I need to do some work on a legacy(ish) ASP.NET MVC app. First time I've ever worked in the Microsoft/.NET environment.

When I launched the app through IIS Express using Visual Studio's default Debug profile, IIS Express would not respond to my http request. Chrome gave me an ERR_CONNECTION_REFUSED message.

Thinking this was an IIS Express specific error, I switched development to IIS 10. However, IIS 10 exhibits the same problem, among other issues. When I make a request from Firefox, I'm given a 401. When I make an https request from Chrome, I receive an ERR_CONNECTION_REFUSED message (just like IIS Express). When I make an http request from Chrome, the WindowsAuthentication_OnAuthenticate method in my MyApplication : HttpApplication is called, then I get a 302 redirect to the same page over https, then I receive an ERR_CONNECTION_REFUSED message.

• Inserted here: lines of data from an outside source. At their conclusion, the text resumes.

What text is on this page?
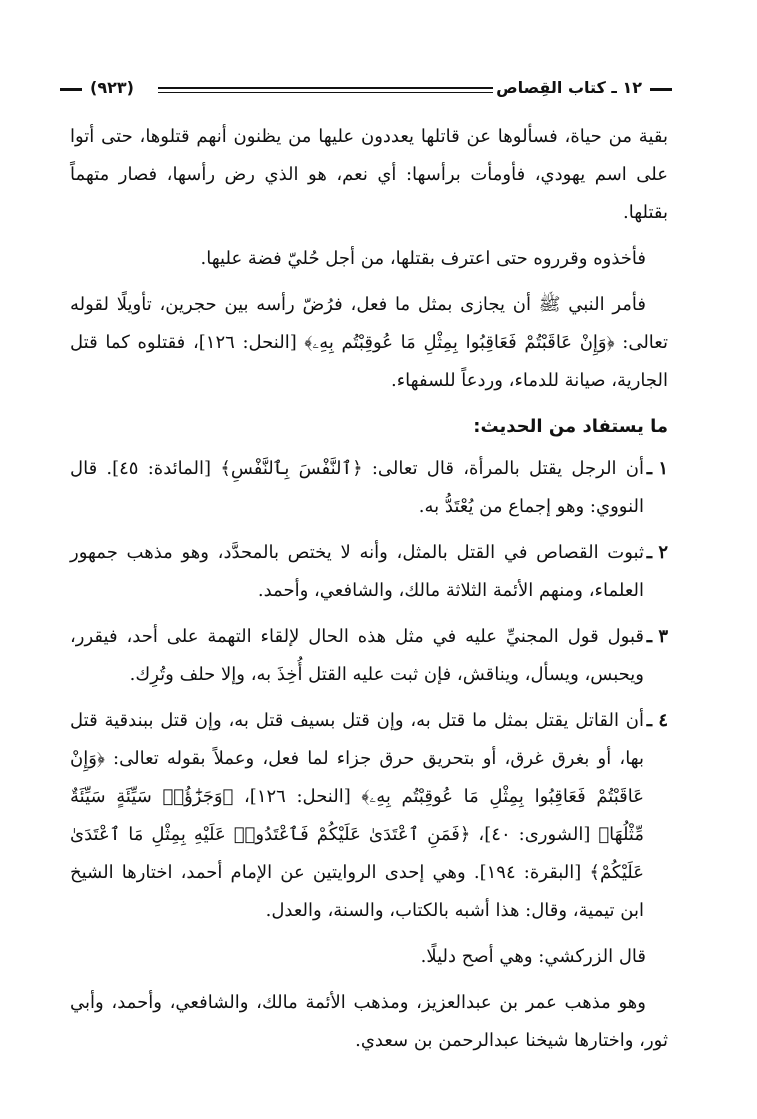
١٢ ـ كتاب القِصاص
(٩٢٣)

بقية من حياة، فسألوها عن قاتلها يعددون عليها من يظنون أنهم قتلوها، حتى أتوا على اسم يهودي، فأومأت برأسها: أي نعم، هو الذي رض رأسها، فصار متهماً بقتلها.

فأخذوه وقرروه حتى اعترف بقتلها، من أجل حُليّ فضة عليها.

فأمر النبي ﷺ أن يجازى بمثل ما فعل، فرُضّ رأسه بين حجرين، تأويلًا لقوله تعالى: ﴿وَإِنْ عَاقَبْتُمْ فَعَاقِبُوا بِمِثْلِ مَا عُوقِبْتُم بِهِۦ﴾ [النحل: ١٢٦]، فقتلوه كما قتل الجارية، صيانة للدماء، وردعاً للسفهاء.

ما يستفاد من الحديث:

١ ـ
أن الرجل يقتل بالمرأة، قال تعالى: ﴿ٱلنَّفْسَ بِٱلنَّفْسِ﴾ [المائدة: ٤٥]. قال النووي: وهو إجماع من يُعْتَدُّ به.

٢ ـ
ثبوت القصاص في القتل بالمثل، وأنه لا يختص بالمحدَّد، وهو مذهب جمهور العلماء، ومنهم الأئمة الثلاثة مالك، والشافعي، وأحمد.

٣ ـ
قبول قول المجنيِّ عليه في مثل هذه الحال لإلقاء التهمة على أحد، فيقرر، ويحبس، ويسأل، ويناقش، فإن ثبت عليه القتل أُخِذَ به، وإلا حلف وتُرِك.

٤ ـ
أن القاتل يقتل بمثل ما قتل به، وإن قتل بسيف قتل به، وإن قتل ببندقية قتل بها، أو بغرق غرق، أو بتحريق حرق جزاء لما فعل، وعملاً بقوله تعالى: ﴿وَإِنْ عَاقَبْتُمْ فَعَاقِبُوا بِمِثْلِ مَا عُوقِبْتُم بِهِۦ﴾ [النحل: ١٢٦]، ﴿وَجَزَٰٓؤُا۟ سَيِّئَةٍ سَيِّئَةٌ مِّثْلُهَا﴾ [الشورى: ٤٠]، ﴿فَمَنِ ٱعْتَدَىٰ عَلَيْكُمْ فَٱعْتَدُوا۟ عَلَيْهِ بِمِثْلِ مَا ٱعْتَدَىٰ عَلَيْكُمْ﴾ [البقرة: ١٩٤]. وهي إحدى الروايتين عن الإمام أحمد، اختارها الشيخ ابن تيمية، وقال: هذا أشبه بالكتاب، والسنة، والعدل.

قال الزركشي: وهي أصح دليلًا.

وهو مذهب عمر بن عبدالعزيز، ومذهب الأئمة مالك، والشافعي، وأحمد، وأبي ثور، واختارها شيخنا عبدالرحمن بن سعدي.
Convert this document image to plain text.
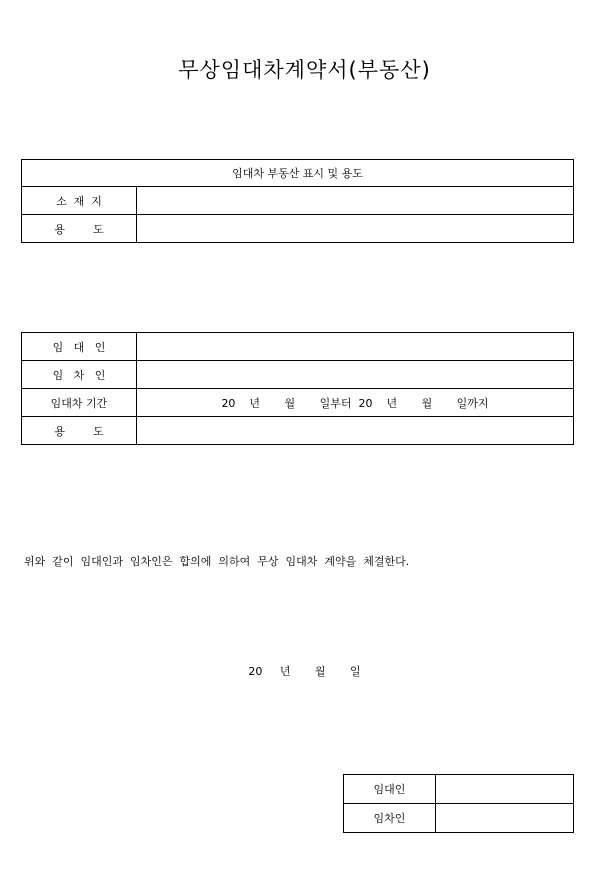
무상임대차계약서(부동산)
임대차 부동산 표시 및 용도	
소  재  지	
용        도	
임   대   인	
임   차   인	
임대차 기간	20    년       월       일부터  20    년       월       일까지
용        도	
위와  같이  임대인과  임차인은  합의에  의하여  무상  임대차  계약을  체결한다.
20     년       월       일
임대인	
임차인	
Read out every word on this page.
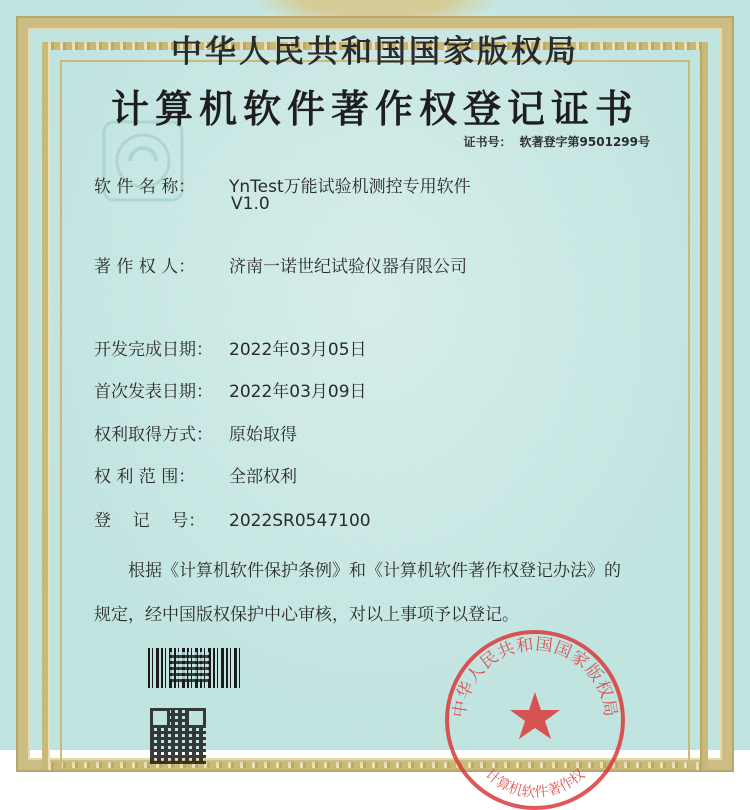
中华人民共和国国家版权局
计算机软件著作权登记证书
证书号： 软著登字第9501299号
软 件 名 称： YnTest万能试验机测控专用软件
V1.0
著 作 权 人： 济南一诺世纪试验仪器有限公司
开发完成日期： 2022年03月05日
首次发表日期： 2022年03月09日
权利取得方式： 原始取得
权 利 范 围： 全部权利
登    记    号： 2022SR0547100
根据《计算机软件保护条例》和《计算机软件著作权登记办法》的
规定，经中国版权保护中心审核，对以上事项予以登记。
中华人民共和国国家版权局
计算机软件著作权
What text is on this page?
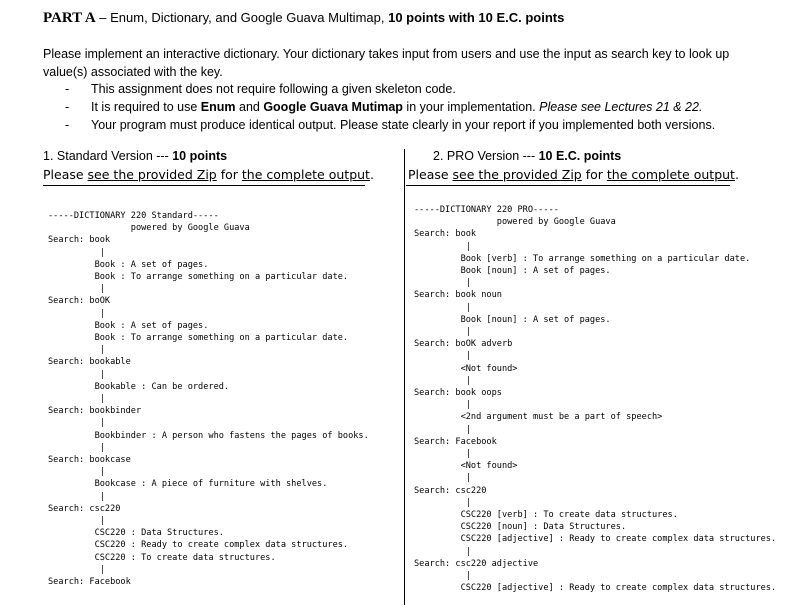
PART A – Enum, Dictionary, and Google Guava Multimap, 10 points with 10 E.C. points
Please implement an interactive dictionary. Your dictionary takes input from users and use the input as search key to look up value(s) associated with the key.
-	This assignment does not require following a given skeleton code.
-	It is required to use Enum and Google Guava Mutimap in your implementation. Please see Lectures 21 & 22.
-	Your program must produce identical output. Please state clearly in your report if you implemented both versions.
1. Standard Version --- 10 points
Please see the provided Zip for the complete output.
2. PRO Version --- 10 E.C. points
Please see the provided Zip for the complete output.
-----DICTIONARY 220 Standard-----
powered by Google Guava
Search: book
|
Book : A set of pages.
Book : To arrange something on a particular date.
|
Search: boOK
|
Book : A set of pages.
Book : To arrange something on a particular date.
|
Search: bookable
|
Bookable : Can be ordered.
|
Search: bookbinder
|
Bookbinder : A person who fastens the pages of books.
|
Search: bookcase
|
Bookcase : A piece of furniture with shelves.
|
Search: csc220
|
CSC220 : Data Structures.
CSC220 : Ready to create complex data structures.
CSC220 : To create data structures.
|
Search: Facebook
-----DICTIONARY 220 PRO-----
powered by Google Guava
Search: book
|
Book [verb] : To arrange something on a particular date.
Book [noun] : A set of pages.
|
Search: book noun
|
Book [noun] : A set of pages.
|
Search: boOK adverb
|
<Not found>
|
Search: book oops
|
<2nd argument must be a part of speech>
|
Search: Facebook
|
<Not found>
|
Search: csc220
|
CSC220 [verb] : To create data structures.
CSC220 [noun] : Data Structures.
CSC220 [adjective] : Ready to create complex data structures.
|
Search: csc220 adjective
|
CSC220 [adjective] : Ready to create complex data structures.
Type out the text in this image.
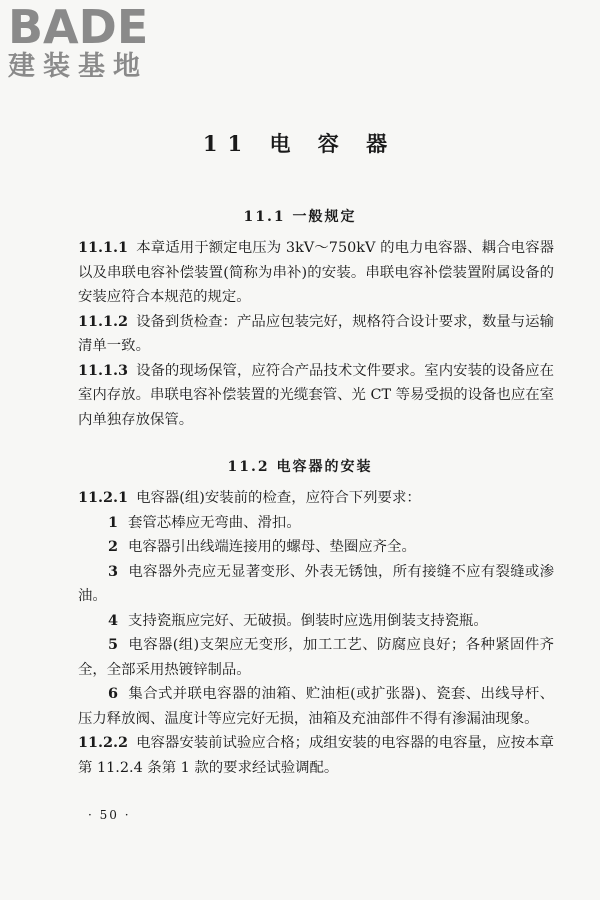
BADE
建装基地
11 电 容 器
11.1 一般规定

11.1.1 本章适用于额定电压为 3kV～750kV 的电力电容器、耦合电容器以及串联电容补偿装置(简称为串补)的安装。串联电容补偿装置附属设备的安装应符合本规范的规定。

11.1.2 设备到货检查：产品应包装完好，规格符合设计要求，数量与运输清单一致。

11.1.3 设备的现场保管，应符合产品技术文件要求。室内安装的设备应在室内存放。串联电容补偿装置的光缆套管、光 CT 等易受损的设备也应在室内单独存放保管。

11.2 电容器的安装

11.2.1 电容器(组)安装前的检查，应符合下列要求：

1 套管芯棒应无弯曲、滑扣。

2 电容器引出线端连接用的螺母、垫圈应齐全。

3 电容器外壳应无显著变形、外表无锈蚀，所有接缝不应有裂缝或渗油。

4 支持瓷瓶应完好、无破损。倒装时应选用倒装支持瓷瓶。

5 电容器(组)支架应无变形，加工工艺、防腐应良好；各种紧固件齐全，全部采用热镀锌制品。

6 集合式并联电容器的油箱、贮油柜(或扩张器)、瓷套、出线导杆、压力释放阀、温度计等应完好无损，油箱及充油部件不得有渗漏油现象。

11.2.2 电容器安装前试验应合格；成组安装的电容器的电容量，应按本章第 11.2.4 条第 1 款的要求经试验调配。

· 50 ·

I've read other SO questions about similar IIS issues, and I've tried what they suggested to the best of my knowledge. First, (with Visual Studio closed) I deleted the .vs folder in my solution's folder. Then I reopened Visual Studio with elevated privileges, and reopened my solution to regenerate the .vs folder. Then, I opened my project's properties and manually clicked the button to create a virtual directory for my IIS 10 deploy. I also (attempted) to stop Chrome from automatically redirecting localhost to https, and then repeated all the previous steps. None of this helped any.

I'm using Visual Studio 2019 on Windows 10 Home edition. The only binding I have in IIS 10 is the default http binding to port 80 for all (*) IP addresses. I think I'm using .NET 4, but maybe I'm using ASP.NET 4? Honestly not sure.

Any advice?

Lex Li's comment (give him upvotes) showed me what I had done wrong. My IIS 10 install didn't come with any default binding for https. So every time I was redirected to https (I think my app was automatically doing this?), IIS didn't know how to handle that https request, and therefore refused to connect. Once I opened up my IIS Manager and added a https binding for port 443 (for all IP addresses), then I was able to access my website normally.